Gundula hatte sich inzwischen wieder gesetzt. Mithilfe von Schöpfkellen begannen die Frauen das Essen auf die Teller zu verteilen. Jeder bekam gleich viel - knapp zwei Kellen voll.
Eine weitere Frau brachte Brotkörbe, die herumgereicht wurden. Allem Anschein nach war das Brot abgezählt. Ich nahm mir meine Scheibe. Es war trocken und beinahe hart, aber mir schmeckte es großartig zu dem heißen Bohneneintopf, in den sich auch ein paar Fleischstücke verirrt hatten.
„Hasenragout“, sagte Gundula. Ihre Stimme drang spielend durch das Geklapper des Bestecks. „Cecilia und Arne“ – sie wies auf ihre Tochter und einen jungen braunhaarigen Mann – „sind recht erfolgreiche Jäger.“
„Das habe ich gemerkt“, bestätigte ich. „Cecilia versteht es, mit dem Gewehr umzugehen.“
Die Gespräche in dem Raum verstummten nach meiner Antwort. Mein Teller war fast leer, ich zerquetschte die letzten Bohnen mit dem Brot und stopfte mir alles gierig in den Mund. Der erste Hunger war gestillt, aber ich war noch lange nicht satt. Offensichtlich ging es niemandem an der Tafel anders.

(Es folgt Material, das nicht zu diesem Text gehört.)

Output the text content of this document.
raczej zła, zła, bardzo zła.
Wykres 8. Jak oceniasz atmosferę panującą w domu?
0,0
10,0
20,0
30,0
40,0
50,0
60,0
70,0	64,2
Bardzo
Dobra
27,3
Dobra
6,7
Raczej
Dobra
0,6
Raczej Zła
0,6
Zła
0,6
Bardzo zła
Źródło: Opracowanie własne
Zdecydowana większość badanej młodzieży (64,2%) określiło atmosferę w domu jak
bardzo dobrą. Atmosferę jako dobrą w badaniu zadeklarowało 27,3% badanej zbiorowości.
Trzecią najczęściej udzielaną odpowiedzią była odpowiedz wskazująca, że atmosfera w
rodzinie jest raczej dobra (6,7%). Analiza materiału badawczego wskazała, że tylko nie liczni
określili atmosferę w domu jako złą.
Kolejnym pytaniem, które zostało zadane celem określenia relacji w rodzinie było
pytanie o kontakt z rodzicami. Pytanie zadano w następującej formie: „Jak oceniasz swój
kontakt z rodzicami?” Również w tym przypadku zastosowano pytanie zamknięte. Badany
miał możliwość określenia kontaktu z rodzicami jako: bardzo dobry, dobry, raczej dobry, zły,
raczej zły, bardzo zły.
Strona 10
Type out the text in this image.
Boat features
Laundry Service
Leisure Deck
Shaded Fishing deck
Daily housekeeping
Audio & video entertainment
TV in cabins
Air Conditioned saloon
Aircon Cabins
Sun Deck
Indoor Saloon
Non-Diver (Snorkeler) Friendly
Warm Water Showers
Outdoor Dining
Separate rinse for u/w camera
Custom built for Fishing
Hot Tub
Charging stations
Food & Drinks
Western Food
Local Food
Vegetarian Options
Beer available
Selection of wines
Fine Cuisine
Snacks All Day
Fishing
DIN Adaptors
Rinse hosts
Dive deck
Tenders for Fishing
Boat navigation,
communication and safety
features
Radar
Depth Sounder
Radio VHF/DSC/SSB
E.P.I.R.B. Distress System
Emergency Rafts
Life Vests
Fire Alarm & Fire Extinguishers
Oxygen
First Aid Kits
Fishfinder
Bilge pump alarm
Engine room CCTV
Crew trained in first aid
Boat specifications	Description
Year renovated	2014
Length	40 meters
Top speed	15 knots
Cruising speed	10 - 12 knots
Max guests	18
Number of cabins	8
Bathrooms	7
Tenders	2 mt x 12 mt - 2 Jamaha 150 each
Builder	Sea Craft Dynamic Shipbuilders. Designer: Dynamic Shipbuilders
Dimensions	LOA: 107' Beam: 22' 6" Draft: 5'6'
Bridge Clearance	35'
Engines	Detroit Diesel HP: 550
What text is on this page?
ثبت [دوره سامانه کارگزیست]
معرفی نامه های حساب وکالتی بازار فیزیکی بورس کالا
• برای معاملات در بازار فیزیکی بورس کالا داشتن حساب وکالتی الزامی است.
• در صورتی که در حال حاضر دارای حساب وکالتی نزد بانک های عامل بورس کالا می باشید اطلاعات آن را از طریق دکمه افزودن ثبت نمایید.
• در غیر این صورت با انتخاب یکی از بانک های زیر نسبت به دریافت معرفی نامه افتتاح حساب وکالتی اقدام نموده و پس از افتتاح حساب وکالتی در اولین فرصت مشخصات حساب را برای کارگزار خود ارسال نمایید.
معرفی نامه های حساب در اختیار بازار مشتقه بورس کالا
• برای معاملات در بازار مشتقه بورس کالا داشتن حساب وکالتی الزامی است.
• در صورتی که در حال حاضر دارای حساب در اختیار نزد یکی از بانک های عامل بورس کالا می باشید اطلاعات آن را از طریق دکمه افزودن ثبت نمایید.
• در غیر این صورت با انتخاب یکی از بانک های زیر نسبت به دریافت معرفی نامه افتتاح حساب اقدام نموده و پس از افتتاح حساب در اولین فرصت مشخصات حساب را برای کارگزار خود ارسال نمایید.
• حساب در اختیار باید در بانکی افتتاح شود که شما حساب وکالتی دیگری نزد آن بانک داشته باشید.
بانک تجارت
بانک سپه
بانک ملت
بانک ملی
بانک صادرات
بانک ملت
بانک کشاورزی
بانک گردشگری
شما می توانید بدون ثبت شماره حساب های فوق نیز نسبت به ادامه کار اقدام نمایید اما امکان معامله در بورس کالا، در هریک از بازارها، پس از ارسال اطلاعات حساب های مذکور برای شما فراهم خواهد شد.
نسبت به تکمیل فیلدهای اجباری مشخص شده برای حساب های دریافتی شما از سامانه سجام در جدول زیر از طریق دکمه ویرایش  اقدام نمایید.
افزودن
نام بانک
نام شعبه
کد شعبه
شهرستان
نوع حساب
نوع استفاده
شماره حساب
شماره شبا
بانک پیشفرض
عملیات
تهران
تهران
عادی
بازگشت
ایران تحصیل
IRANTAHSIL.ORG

Johannes stellte den Becher, aus dem er gerade eine Art heißen Tee getrunken hatte, mit einem dumpfen Geräusch ab. „Gundula. Du hast vorhin gesagt, dass du darum gebetet hast, dass ich zu euch komme. Jetzt bin ich hier.“
Gundula lehnte sich auf ihrem Stuhl zurück und nickte. „Ich habe all meine Kraft eingesetzt. Fast hatte ich die Hoffnung schon aufgegeben. Die Zeit rann mir wie Sand durch die Finger. Aber du hast es schließlich geschafft. Du hast sogar noch Lilith mitgebracht. Und dein Bruder scheint mir auch ein großer Kämpfer zu sein.“
Clement hob seinen Tonbecher, um Gundula zuzuprosten. Dann trank er einen kleinen Schluck. Er wirkte wie immer weder müde, noch hungrig, noch besonders durstig. Ich fragte mich zum wiederholten Male, ob er überhaupt jemals eine Schwäche zeigte.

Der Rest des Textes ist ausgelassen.